Always interested in new psychedelic bands, DPRP's Jerry van Kooten's interest was piqued by the cover of the debut album by Swedish band Nephila. This album was clearly worth a review on DPRP, and to go with that he first had a chat with singer Josephine Asker.
Congratulations on the release of Nephila's debut album! I understand you've been together for about five years now. How did it start and what has happened before you got the chance to record and release this album?
Thank you! We met in a town called Arvika in Sweden, where four of us went to the same high school and two of us were in the same class. We started to play outside of school, at bars, small local festivals and gigs.
After a couple of years, we had a few line-up changes and right after this we entered the national competition Livekarusellen to get "a bit warm in the clothes", to use a Swedish expression, with the new constellation. We actually won the whole thing! At the same time, The Sign Records reached out to us, so here we are!
Two guitarists and two female singers make a surprising line-up. Was that a deliberate plan or did it just happen?
It kind of just happened, but we also really love to have harmonies and double guitar solos. Having two singers and two guitarists makes the sound so much fuller.
Was the musical direction clear from the start? Is it a fixed plan or just a starting point and you will see where time is going to take you?
We wanted to play some different kinds of music outside of school, some music that wasn't "Signed, sealed, delivered", "Play that funky music", or "Sittin' on the dock of the bay", which are the typical school band songs. We wanted to play rock!
We started off with some covers like Pressure And Time (Rival Sons). Then one of our guitarists, Jacob, went to a concert by Swedish heavy rock band Abramis Brama and after that he came home with a self-written song for the band. After this we've just kind of explored our sound and evolved it through time. We all come from different musical backgrounds, so everyone adds their own sound.
I love live music, and especially a musical style like this needs to be experienced live. Am I right in assuming you cannot wait till you can get to play live again?

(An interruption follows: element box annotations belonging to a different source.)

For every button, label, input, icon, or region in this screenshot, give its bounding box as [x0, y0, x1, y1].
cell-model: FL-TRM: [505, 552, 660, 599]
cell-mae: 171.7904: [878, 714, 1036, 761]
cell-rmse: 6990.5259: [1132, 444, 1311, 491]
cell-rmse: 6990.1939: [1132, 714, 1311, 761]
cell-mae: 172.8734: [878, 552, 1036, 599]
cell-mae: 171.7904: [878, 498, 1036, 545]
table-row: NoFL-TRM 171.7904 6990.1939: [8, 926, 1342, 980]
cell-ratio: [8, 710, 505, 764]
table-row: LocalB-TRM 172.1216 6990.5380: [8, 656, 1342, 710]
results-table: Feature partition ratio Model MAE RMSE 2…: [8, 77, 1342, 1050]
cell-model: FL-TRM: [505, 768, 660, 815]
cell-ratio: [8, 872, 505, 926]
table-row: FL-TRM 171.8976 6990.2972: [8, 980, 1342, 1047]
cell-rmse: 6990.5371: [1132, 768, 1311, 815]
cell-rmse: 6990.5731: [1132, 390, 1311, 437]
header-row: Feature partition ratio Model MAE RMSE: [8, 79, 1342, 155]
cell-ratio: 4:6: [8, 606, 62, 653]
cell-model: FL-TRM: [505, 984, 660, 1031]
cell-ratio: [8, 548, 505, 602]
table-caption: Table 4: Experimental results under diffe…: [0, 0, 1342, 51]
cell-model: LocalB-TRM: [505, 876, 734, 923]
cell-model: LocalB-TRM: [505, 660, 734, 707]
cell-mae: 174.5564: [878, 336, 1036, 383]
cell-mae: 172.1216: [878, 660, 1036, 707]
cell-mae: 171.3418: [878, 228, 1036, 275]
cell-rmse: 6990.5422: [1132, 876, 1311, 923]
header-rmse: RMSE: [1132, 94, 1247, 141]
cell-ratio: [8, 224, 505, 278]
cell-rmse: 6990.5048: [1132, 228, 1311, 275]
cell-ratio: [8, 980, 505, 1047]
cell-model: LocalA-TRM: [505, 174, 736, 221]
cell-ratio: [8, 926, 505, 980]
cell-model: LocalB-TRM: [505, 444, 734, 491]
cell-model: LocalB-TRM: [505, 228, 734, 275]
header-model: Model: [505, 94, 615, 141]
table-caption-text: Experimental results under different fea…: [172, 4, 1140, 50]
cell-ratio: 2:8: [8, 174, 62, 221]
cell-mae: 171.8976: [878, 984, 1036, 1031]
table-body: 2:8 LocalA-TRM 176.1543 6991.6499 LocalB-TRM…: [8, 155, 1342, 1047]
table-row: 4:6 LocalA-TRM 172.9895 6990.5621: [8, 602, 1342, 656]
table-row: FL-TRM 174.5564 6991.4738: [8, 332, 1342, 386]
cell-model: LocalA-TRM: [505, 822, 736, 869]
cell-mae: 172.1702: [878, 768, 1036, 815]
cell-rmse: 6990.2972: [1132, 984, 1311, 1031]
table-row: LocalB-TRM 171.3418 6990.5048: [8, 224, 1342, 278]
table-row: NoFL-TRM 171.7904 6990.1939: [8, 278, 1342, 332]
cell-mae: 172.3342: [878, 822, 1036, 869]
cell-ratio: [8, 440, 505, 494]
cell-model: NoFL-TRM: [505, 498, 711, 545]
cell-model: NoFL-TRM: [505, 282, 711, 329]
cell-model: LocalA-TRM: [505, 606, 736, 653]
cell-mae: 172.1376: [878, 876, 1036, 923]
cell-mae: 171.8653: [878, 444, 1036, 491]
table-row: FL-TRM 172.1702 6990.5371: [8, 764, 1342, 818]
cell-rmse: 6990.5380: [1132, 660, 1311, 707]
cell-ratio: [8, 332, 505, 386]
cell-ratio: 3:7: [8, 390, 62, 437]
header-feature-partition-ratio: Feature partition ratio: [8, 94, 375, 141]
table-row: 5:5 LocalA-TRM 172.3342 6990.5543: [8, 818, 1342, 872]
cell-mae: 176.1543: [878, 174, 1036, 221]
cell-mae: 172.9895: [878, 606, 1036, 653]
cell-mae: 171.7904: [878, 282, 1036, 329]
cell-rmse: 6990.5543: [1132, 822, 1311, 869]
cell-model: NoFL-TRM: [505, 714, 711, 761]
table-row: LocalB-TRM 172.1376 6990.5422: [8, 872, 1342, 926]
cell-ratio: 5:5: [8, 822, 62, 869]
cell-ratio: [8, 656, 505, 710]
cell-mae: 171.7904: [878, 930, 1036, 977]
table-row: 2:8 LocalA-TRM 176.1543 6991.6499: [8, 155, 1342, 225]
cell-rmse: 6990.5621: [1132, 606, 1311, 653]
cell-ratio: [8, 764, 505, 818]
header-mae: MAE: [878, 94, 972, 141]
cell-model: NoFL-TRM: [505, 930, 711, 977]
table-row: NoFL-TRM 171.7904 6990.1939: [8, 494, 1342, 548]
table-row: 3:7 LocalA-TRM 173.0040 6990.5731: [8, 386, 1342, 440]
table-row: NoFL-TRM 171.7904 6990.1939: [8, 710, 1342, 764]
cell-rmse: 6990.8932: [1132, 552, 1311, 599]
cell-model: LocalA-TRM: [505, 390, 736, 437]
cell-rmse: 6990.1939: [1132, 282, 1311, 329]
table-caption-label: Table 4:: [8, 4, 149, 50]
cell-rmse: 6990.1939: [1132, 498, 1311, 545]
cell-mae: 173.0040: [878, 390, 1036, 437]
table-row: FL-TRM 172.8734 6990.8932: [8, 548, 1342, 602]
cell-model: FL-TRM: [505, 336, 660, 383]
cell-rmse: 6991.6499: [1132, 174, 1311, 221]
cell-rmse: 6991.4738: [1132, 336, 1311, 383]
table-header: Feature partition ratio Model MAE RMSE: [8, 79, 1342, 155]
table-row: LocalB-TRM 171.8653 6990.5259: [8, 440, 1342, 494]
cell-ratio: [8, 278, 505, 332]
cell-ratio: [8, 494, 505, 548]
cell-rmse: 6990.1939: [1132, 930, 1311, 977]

We absolutely love doing live shows. I feel like we really thrive by playing live. You are right, we will play as soon as the chance comes! We will actually play together again in a couple of weeks, as we're going to record a live session! It will be really fun.
Nephila — Nephila
A rather cryptic description. Band members wearing masks. No musicians' names (except on their first single). Do they have something to hide or do they think it should be only about the music?
So what about that music? Without checking the band's history before listening, one of the references I wanted to mention was another Swedish psychedelic band, Children Of The Sün. Surprisingly, the bands share the main guitarist and songwriter Jacob Hellenrud. I've been informed that both bands exist as separate entities, with just one common denominator.
With the main songwriter in two bands, there is bound to be an overlap, but it's at the highest level only, namely the psychedelic banner. The difference, in short, and hoping not to discredit either band (I like both), is that CotS are more blues-rock, and the hippy kind of psychedelic pop and rock¸ while Nephila take the more progressive and darker side of psychedelic.
Nephila are swimming in the rather large pool of 1960s/70s psychedelic rock. And like water, the music flows and mixes with other streams such as acid rock, folk, and, of course, prog.
Early hard-rock like Deep Purple or a heavy kind of The Doors shouldget a mention, whilst fellow Swedes Siena Root share a musical field or two with them. The spirit of, well, Spirit is never far away in Mushroom Creatures. But with the double-layered female vocals, it's never very much like any of those influences.
Spacey grooves and bluesy layers, keyboard swashes, proggy breaks and changes. It's not just retro rock, not just acid rock. These songs offer a modern variety on it all and still fit on a single album.
The Swedish lyrics on the last track might add an extra level of mysticism for those who don't speak the language. The slow build-up is somewhere between Agusa and Aldi Dallo Spazio.
The two female vocalists have voices that complement each other, leading to nice harmonies. In several places they have two vocal lines at the same time. It's a relief to hear relatively young voices with a certain timbre, warmth and anger. This adds variety to the songs and therefore the listening experience.
Although most of the songs are relatively short compared to many prog reviews, they offer great diversity. The closing one shows that the band knows how to write and play a psychedelic trip, something you probably already expected when hearing the more compact compositions that preceded it. Now, when can I see this band play live?!